Google and Yahoo didn't have much of a presence at the CTIA Wireless I.T. & Entertainment conference in San Francisco last week, but their startup competitors and much smaller rival AOL all did.
While Google and Yahoo have been pursuing mobile search and advertising, they've met resistance from mobile operators in the U.S. "Some are concerned about Google and Yahoo being stronger competitors, that they will become in effect the dumb pipe that the ISPs became," said Greg Sterling, an analyst at Sterling Market Research and Opus Research. "I think that's a valid fear. On a personal note, I just love that quote!
According to IDG news report (unfortunately, I wasn't in San Fransisco), Microsoft is pursuing a foothold in mobile search and has an advantage through its Windows Mobile operating system. Phones running the OS feature a link to Microsoft's Live Search on the start page.

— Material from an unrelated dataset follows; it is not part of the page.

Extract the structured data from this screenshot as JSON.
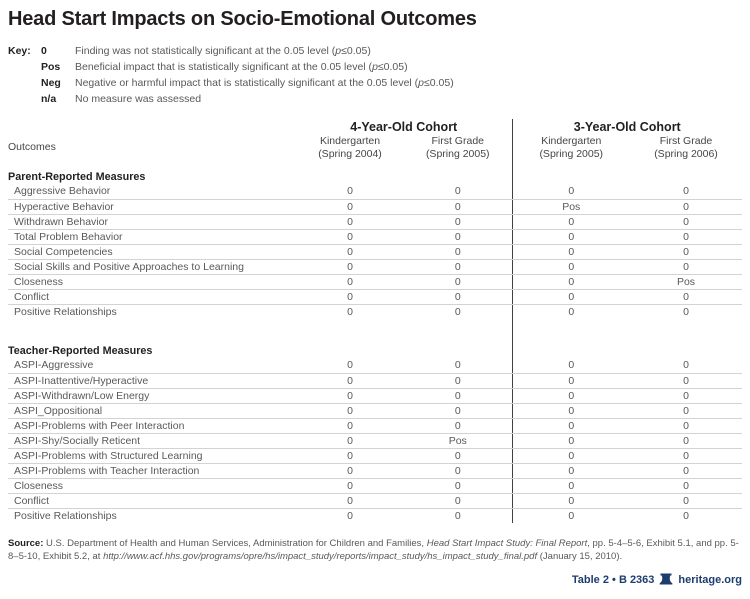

In addition, IDG went on to say that AOL made several announcements at the show pertaining to new mobile services. It even had a booth, which included a small poster for JumpTap in the area of the stand promoting a new AOL mobile search offering.
This past summer the Wall Street Journal reported that Google is developing a new search service for cellphones that will focus on mobile specific content such as ring tones and games. MSNBC reported today that an announcement is "expected within weeks" however we've heard little since July.
Many industry pundits believe all of this creates an opportunity for companies such as JumpTap and Medio, which offer technologies to operators to present self-branded search tools for their mobile users.
Operators tell JumpTap that they "don't want Google and other online search brands to siphon away search traffic, and with it, the opportunity to earn revenue from advertising" said Adam Soroca, vice president of search services for JumpTap. Nobody seems to want to work with Google unless they absolutely have to.
All this is fine except for the fact that a nearly two-thirds of respondents to a Maritz Research survey of Gen Y consumers said they were "unlikely" or "definitely unlikely" to subscribe to text retail offers sent to their handsets.
If you recall, the WebVisible-Nielsen survey I blogged about two weeks ago was more woeful, with 92% of respondents saying that local business ads sent to their mobile phones would irritate them.
And, if that's not enough, I just found this Ingenio-sponsored survey conducted by Harris Interactive that had four-fifths of mobile users say that text messages sent by companies would be totally unacceptable.
Is all this fuss much ado about nothing or are the questions taken out of context? After all, like eMarketer asked "It's one thing to ask if someone wants ads sent to their phone and another to ask if they would like free music in exchange for viewing a mobile ad."